JG Summit Petrochemical Corp.(JGSPC) has submitted a revised application to the Board of Investments (BOI) for the establishment of the country’s first naphtha cracker. Under the revised application, the company plans to source about 70% of the total project cost from loans, while the remaining 30% will be raised from equity. JGSPC - a joint venture between JG Summit Holdings Inc.(82.29%) of taipan John Gokongwei and Japanese conglomerate Marubeni Corp.(17.71%), has sought incentives from the (BOI) for its P26.25 billion naphtha cracker plant in Batangas. This naphtha cracker will complete the integration of the domestic petrochemical industry and eliminate dependence on imported feedstock.
Financial closing of the project is expected to be completed by December 2005, and the site development of a 10-hectare portion inside the JGSPC complex in Batangas is scheduled to commence in June 2006, with commercial operation scheduled by December 2008. The naphtha cracker facility would produce 318,000 tpa of ethylene; 189,000 metric tpa of propylene; 218,000 metric tons of pyrolysis gasoline; 150,000 metric tons of fuel gas; and 28,000 metric tons of fuel oil. This will be sold or transferred to JGSPC’s polyethylene and polypropylene plants, resulting in full utilization of JGSPC’s polypropylene plant with a capacity of 185,000 metric tons per year and would jack up the capacity of its polyethylene plant to 300,000 metric tons per year from 180,000 metric tons.

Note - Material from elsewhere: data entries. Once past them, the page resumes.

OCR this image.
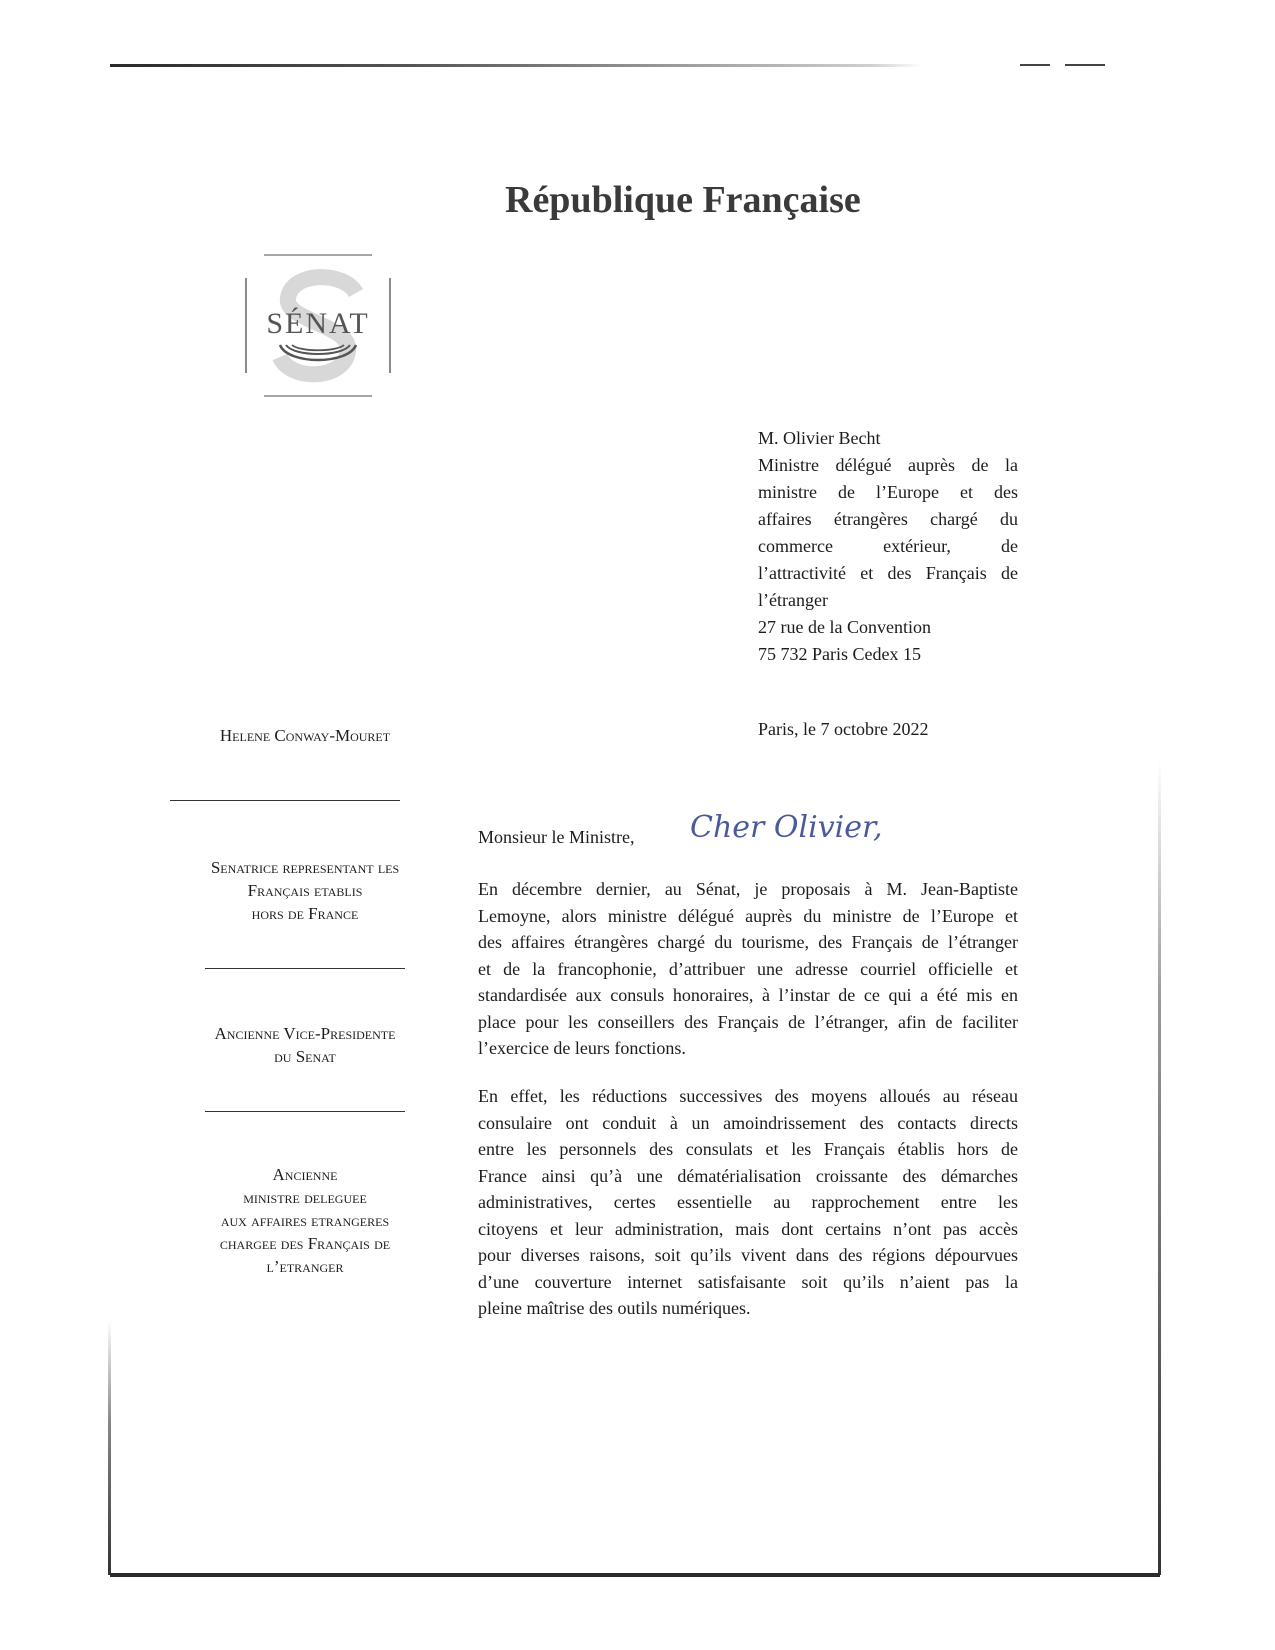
République Française
SÉNAT
M. Olivier Becht
Ministre délégué auprès de la
ministre de l’Europe et des
affaires étrangères chargé du
commerce extérieur, de
l’attractivité et des Français de
l’étranger
27 rue de la Convention
75 732 Paris Cedex 15
Paris, le 7 octobre 2022
Helene Conway-Mouret
Senatrice representant les
Français etablis
hors de France
Ancienne Vice-Presidente
du Senat
Ancienne
ministre deleguee
aux affaires etrangeres
chargee des Français de
l’etranger
Monsieur le Ministre, Cher Olivier,
En décembre dernier, au Sénat, je proposais à M. Jean-Baptiste
Lemoyne, alors ministre délégué auprès du ministre de l’Europe et
des affaires étrangères chargé du tourisme, des Français de l’étranger
et de la francophonie, d’attribuer une adresse courriel officielle et
standardisée aux consuls honoraires, à l’instar de ce qui a été mis en
place pour les conseillers des Français de l’étranger, afin de faciliter
l’exercice de leurs fonctions.
En effet, les réductions successives des moyens alloués au réseau
consulaire ont conduit à un amoindrissement des contacts directs
entre les personnels des consulats et les Français établis hors de
France ainsi qu’à une dématérialisation croissante des démarches
administratives, certes essentielle au rapprochement entre les
citoyens et leur administration, mais dont certains n’ont pas accès
pour diverses raisons, soit qu’ils vivent dans des régions dépourvues
d’une couverture internet satisfaisante soit qu’ils n’aient pas la
pleine maîtrise des outils numériques.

Under its first BOI registration approved in 1994, the cost of the project was pegged at P14.41 billion (US$514.5 million). No actual investments, however, were recorded under the 1994 registration of the naphtha cracker project. The cost has been adjusted accordingly due to change in scope of project and the prevailing exchange rate used in the projections. Under its original application, JGSPC was to start commercial operations last October 2004.